A comparação foi injusta para com o Uruguai, embora o país meridional
tenha servido também de paraíso fiscal para os meliantes de sempre: lavadores
de dinheiro e ladrões de recursos públicos dos países vizinhos.
O Uruguai se destacou, na América Latina, pela coragem de um grande
presidente, José Battle y Ordoñez. Quando o continente se encontrava sob a
influência reacionária da Igreja Católica, ainda em 1906, o presidente, que era
homem da poderosa oligarquia uruguaia (seu pai foi presidente da República e a
família continuou poderosa até recentemente), mandou retirar os crucifixos dos
hospitais, promoveu a legislação que instituiu o divórcio, e proibiu a evocação
de Deus e dos Evangelhos nos juramentos oficiais.

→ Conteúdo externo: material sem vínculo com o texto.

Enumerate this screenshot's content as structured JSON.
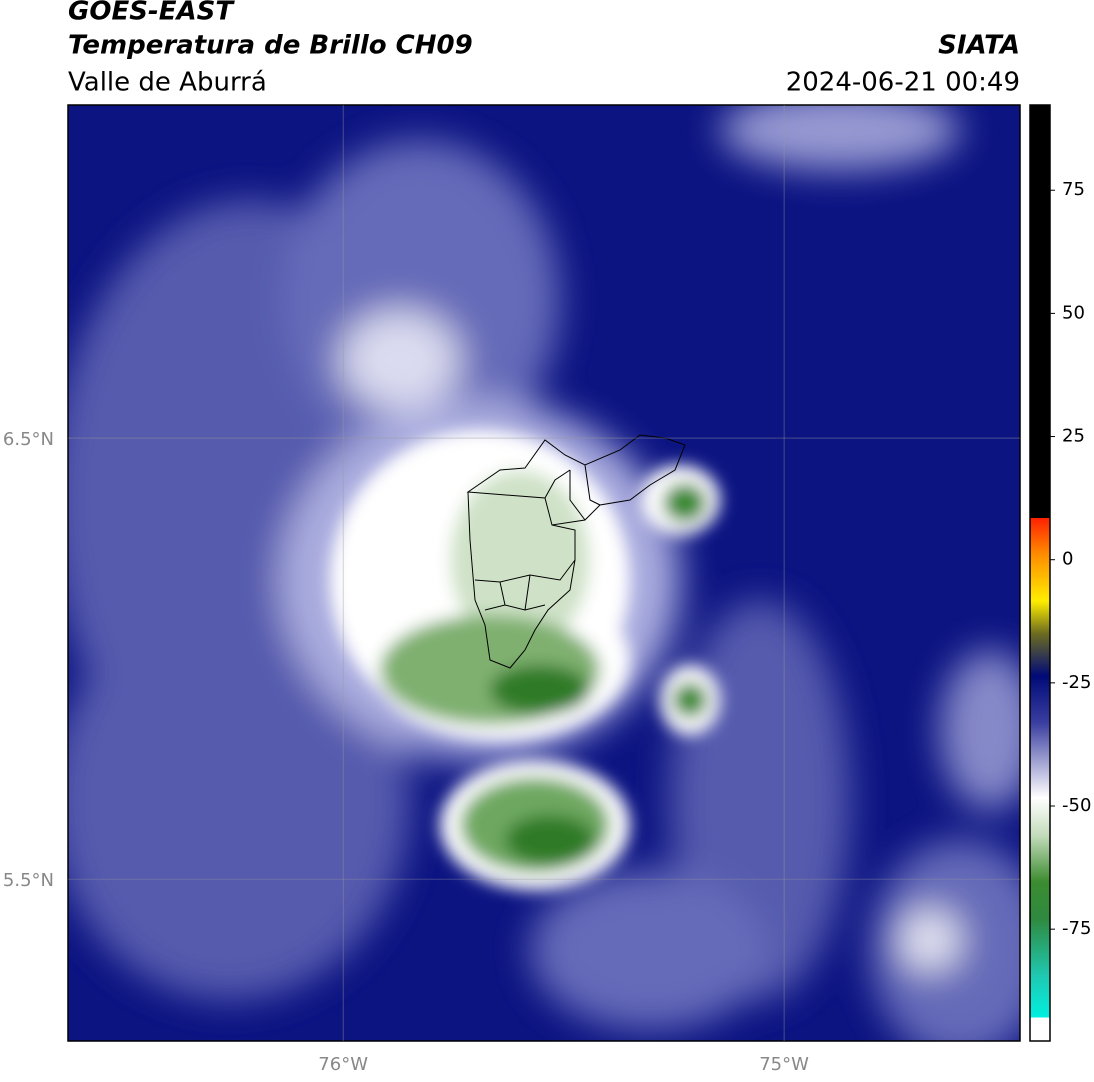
{
  "header": {
    "title": "GOES-EAST",
    "subtitle": "Temperatura de Brillo CH09",
    "source": "SIATA",
    "region": "Valle de Aburrá",
    "timestamp": "2024-06-21 00:49"
  },
  "map": {
    "lon_range": [
      -76.624,
      -74.465
    ],
    "lat_range": [
      5.133,
      7.255
    ],
    "lon_ticks": [
      {
        "value": -76,
        "label": "76°W"
      },
      {
        "value": -75,
        "label": "75°W"
      }
    ],
    "lat_ticks": [
      {
        "value": 6.5,
        "label": "6.5°N"
      },
      {
        "value": 5.5,
        "label": "5.5°N"
      }
    ]
  },
  "colorbar": {
    "range": [
      -97.7,
      92.3
    ],
    "ticks": [
      75,
      50,
      25,
      0,
      -25,
      -50,
      -75
    ]
  }
}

Mais ainda: determinou o sufrágio universal, reformou, ampliando-o, o
sistema de ensino, na confessada e obstinada decisão de construir uma poderosa
classe média. Em seu segundo mandato, de 1911 a 1915, Battle se declarou contra
o imperialismo, estabeleceu o seguro desemprego, com a lei de compensação
contra a falta de trabalho, ao mesmo tempo em que acabou com os grandes
monopólios privados, estatizando-os.
O Uruguai era, e continua a ser, país privilegiado pela fertilidade de
suas terras, o que o fez um dos maiores exportadores de carne e de lã do
continente. A população sempre foi reduzida, e urbana: no campo só ficavam os
vaqueiros e os cultivadores de trigo. Isso favoreceu a evolução do país, e
contribuiu para que a sua sociedade fosse a menos desigual do continente, até a
onda golpista dos anos 60 e 70 na nossa América Latina, promovida pelos
norte-americanos, e a adesão ao neoliberalismo.

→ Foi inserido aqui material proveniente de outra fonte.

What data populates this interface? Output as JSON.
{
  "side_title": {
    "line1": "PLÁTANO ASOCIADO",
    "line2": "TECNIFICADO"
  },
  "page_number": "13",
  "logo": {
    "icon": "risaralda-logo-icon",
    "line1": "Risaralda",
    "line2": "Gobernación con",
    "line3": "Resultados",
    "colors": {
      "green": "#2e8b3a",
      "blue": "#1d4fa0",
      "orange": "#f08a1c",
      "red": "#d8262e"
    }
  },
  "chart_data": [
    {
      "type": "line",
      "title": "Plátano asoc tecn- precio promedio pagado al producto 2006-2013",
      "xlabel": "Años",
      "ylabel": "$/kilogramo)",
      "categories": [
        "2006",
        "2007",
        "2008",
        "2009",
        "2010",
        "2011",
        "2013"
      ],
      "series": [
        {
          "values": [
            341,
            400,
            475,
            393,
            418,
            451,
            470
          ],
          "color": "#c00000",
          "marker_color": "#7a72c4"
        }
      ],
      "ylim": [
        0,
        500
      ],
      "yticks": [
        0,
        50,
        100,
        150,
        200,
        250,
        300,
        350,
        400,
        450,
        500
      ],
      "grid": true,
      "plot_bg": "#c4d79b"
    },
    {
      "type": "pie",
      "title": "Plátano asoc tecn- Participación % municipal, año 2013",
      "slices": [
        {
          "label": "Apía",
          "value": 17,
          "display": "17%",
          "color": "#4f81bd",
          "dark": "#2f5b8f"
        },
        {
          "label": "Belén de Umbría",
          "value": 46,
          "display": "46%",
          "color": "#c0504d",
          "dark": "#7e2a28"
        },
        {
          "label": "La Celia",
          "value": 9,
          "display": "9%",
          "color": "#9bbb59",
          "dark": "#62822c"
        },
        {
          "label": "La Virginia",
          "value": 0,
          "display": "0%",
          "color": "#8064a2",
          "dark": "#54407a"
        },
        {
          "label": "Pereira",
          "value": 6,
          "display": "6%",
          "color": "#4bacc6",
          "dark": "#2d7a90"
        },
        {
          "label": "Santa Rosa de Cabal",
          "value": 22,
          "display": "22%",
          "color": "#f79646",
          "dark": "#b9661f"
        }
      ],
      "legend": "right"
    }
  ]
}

Com os recursos obtidos no comércio internacional, o Uruguai foi o
pioneiro no mais exitoso sistema de bem-estar social do hemisfério. A
aposentadoria era precoce para os trabalhadores mais sacrificados, fosse pelas
condições físicas da atividade, fosse pela sua pressão psicológica (como os
pilotos de aviões, por exemplo).
José Mujica talvez exagere em seus hábitos, ao desprezar a residência
oficial dos chefes de Estado e mesmo, como fez, usá-la como abrigo para os
moradores de rua, que o neoliberalismo está produzindo em seu país. Mas, com
isso, ele – como de alguma forma já fizera seu antecessor, Tabarez Vázquez –
despe o poder de seus ornamentos costumeiros.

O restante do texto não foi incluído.